Selon l'Office antistupéfiants (Ofast), les quantités de cocaïne saisies par les autorités françaises, Marine nationale comprise, ont déjà dépassé le record de 2024: plus de 70 tonnes entre janvier et septembre contre 54 sur toute l'année dernière et 23 la précédente - déjà un record à l'époque.
Avec une nouvelle voie d'accès: les routes venant d'Espagne.
"On a une réorientation logistique vers la façade atlantique via la côte ibérique", déclare à l'AFP le commissaire divisionnaire Jean-René Personnic, patron du service interdépartemental de la police judiciaire (SIPJ) de Bordeaux, qui évoque un "afflux massif".
"On a fait de très grosses saisies de cocaïne, qui me laissent penser qu'on a peut-être un changement de flux", confirme le général Tony Mouchet, commandant de la région de gendarmerie de Nouvelle-Aquitaine.
Même si les ports restent l'accès privilégié de la cocaïne (78% des prises françaises en 2024), les douanes soulignent n'avoir "jamais saisi autant de cocaïne sur la route".
"Des saisies par centaines de kilos contre des dizaines auparavant", note Corinne Cléostrate, sous-directrice des affaires juridiques et de la lutte contre la fraude au sein des douanes françaises.
Cette mutation s'explique par des "mesures de sécurité renforcées" dans des ports comme Le Havre, Anvers ou Rotterdam, qui ont poussé les organisations criminelles à "modifier leur mode opératoire", analyse-t-elle.
- "Tsunami blanc" -
À Bordeaux, le parquet de la juridiction interrégionale spécialisée (JIRS) confirme une "croissance exponentielle du trafic de cocaïne entre l'Espagne et la France par voie terrestre".
De janvier à septembre, les douaniers ont saisi près de 1,8 tonne de cocaïne en Nouvelle-Aquitaine (contre 37 kg en 2023 et 360 kg en 2024), dont 600 kg à un péage dans deux camions arrivant d'Espagne et 772 kg dans une cache aménagée à bord d'un poids lourd à la fin de l'été.
Symptôme de ce "tsunami blanc" depuis la pandémie de Covid-19, "la perte de matière est intégrée dans le business plan" du narcobanditisme, constate le général Tony Mouchet.

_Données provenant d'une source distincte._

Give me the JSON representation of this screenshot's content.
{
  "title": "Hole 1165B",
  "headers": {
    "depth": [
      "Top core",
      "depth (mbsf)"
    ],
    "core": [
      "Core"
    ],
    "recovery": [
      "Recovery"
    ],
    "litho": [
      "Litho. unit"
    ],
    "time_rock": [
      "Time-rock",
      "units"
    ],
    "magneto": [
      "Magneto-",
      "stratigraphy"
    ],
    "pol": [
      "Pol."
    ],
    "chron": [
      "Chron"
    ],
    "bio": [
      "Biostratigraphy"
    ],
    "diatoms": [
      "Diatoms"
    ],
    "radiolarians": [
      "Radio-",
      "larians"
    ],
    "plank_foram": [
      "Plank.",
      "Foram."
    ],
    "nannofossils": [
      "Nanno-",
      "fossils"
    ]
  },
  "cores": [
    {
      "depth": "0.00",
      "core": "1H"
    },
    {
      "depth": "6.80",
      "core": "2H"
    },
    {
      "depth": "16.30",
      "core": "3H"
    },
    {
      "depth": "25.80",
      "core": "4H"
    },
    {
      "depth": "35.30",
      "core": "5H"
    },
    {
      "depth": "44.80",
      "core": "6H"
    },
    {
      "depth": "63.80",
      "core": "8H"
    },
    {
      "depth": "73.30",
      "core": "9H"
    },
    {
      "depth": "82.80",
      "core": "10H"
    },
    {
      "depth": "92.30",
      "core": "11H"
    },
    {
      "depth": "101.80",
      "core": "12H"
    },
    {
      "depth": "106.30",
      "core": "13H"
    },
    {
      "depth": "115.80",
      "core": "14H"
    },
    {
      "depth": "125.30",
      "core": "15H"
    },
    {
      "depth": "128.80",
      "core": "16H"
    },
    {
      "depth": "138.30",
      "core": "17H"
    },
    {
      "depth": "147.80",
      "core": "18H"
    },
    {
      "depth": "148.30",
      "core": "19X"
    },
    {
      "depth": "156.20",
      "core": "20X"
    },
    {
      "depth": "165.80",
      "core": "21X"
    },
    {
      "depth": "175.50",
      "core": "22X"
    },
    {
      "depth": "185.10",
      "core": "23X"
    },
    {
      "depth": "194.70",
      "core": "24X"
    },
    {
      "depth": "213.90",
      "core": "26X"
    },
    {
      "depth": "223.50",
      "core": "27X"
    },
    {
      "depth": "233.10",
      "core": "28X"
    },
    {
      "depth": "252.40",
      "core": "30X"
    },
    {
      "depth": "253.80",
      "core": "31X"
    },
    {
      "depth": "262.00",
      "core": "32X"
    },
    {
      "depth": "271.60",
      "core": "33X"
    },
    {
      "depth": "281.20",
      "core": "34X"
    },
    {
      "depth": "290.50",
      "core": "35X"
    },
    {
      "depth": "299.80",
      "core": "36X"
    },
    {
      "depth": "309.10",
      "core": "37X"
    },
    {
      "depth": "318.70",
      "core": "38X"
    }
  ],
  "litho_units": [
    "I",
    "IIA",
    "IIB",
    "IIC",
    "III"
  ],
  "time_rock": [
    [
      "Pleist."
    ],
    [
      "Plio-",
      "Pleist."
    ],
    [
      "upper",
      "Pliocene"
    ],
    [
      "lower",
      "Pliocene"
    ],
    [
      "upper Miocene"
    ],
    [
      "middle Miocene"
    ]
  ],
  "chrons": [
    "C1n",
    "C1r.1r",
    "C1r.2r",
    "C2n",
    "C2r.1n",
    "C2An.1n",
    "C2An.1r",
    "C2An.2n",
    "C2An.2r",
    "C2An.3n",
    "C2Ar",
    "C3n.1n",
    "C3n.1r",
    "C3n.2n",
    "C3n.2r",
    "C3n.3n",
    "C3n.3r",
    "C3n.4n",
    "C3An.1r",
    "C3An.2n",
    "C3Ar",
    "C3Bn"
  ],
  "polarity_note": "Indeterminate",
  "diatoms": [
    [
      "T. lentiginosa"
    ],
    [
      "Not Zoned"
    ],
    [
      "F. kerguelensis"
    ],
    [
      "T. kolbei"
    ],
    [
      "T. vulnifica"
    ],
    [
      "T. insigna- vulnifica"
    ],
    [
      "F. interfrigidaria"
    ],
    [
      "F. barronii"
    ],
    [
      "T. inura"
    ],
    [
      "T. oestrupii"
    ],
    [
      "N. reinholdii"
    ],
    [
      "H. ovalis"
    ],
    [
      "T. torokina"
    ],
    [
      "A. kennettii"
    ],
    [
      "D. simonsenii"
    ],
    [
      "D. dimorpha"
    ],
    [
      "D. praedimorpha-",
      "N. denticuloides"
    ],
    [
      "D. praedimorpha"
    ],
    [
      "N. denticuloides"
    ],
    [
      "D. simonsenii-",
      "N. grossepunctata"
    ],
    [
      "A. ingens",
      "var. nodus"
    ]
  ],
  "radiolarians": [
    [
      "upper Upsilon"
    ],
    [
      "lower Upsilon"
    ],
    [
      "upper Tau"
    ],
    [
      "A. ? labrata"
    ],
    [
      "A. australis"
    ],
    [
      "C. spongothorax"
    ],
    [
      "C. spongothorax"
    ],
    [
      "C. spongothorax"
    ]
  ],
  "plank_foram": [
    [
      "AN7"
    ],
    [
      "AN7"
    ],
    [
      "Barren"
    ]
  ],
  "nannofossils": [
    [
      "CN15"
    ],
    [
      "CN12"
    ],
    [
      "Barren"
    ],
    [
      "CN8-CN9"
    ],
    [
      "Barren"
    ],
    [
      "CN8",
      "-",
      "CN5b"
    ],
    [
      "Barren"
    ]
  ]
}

"Il y a quelques années, 1,4 tonne de cocaïne, c'était surveillé (par les trafiquants). On avait des voitures ouvreuses, etc... Aujourd'hui, ça se balade comme ça", s'étonne-t-il.
La production mondiale de cocaïne, concentrée en Amérique du Sud, n'a jamais été aussi élevée avec 3.700 tonnes en 2023, soit un millier de plus qu'en 2022 et environ quatre fois plus qu'au début des années 2010, selon l'Office des Nations unies contre la drogue et le crime.
- Caches sophistiquées -
"La saturation des marchés nord-américains fait que le prix de la cocaïne a baissé", relève Corinne Cléostrate. "Donc (les trafiquants) ont tourné leur regard vers le marché européen", avec des méthodes "très industrielles".
La responsable décrit des "caches aménagées très sophistiquées" dans des poids lourds, utilitaires et fourgonnettes, d'un niveau d'usinage "impressionnant".
En France, la demande de cocaïne n'a jamais été aussi forte: 1,1 million de personnes en ont consommé au moins une fois en 2023, selon l'Observatoire français des drogues et des tendances addictives.
Le prix au gramme, en outre, a baissé: 58 euros en 2024 contre 66 euros en 2023, d'après l'Ofast, accroissant la concurrence parmi les bandes criminelles.
"Le produit est devenu accessible à des organisations qui, avant, travaillaient sur du cannabis", relève Jean-René Personnic, évoquant un marché "très lucratif". "La cocaïne est extrêmement rémunératrice. Elle suscite des convoitises puissantes qui induisent des actes violents prémédités sur fond de rivalités".
Et cet afflux "considérable" de poudre blanche s'observe sur les points de deal à Bordeaux: "Là où on saisissait auparavant très majoritairement du cannabis, aujourd'hui, nous avons autant de cocaïne que de cannabis", confirme le procureur Renaud Gaudeul.
"Pour la première fois, depuis le début de l'année, nous avons eu plus de morts sur la route à cause des stupéfiants qu'à cause de l'alcool ici en Gironde", déplore le magistrat, qui prévient: "Le fléau numéro un, c'est la drogue."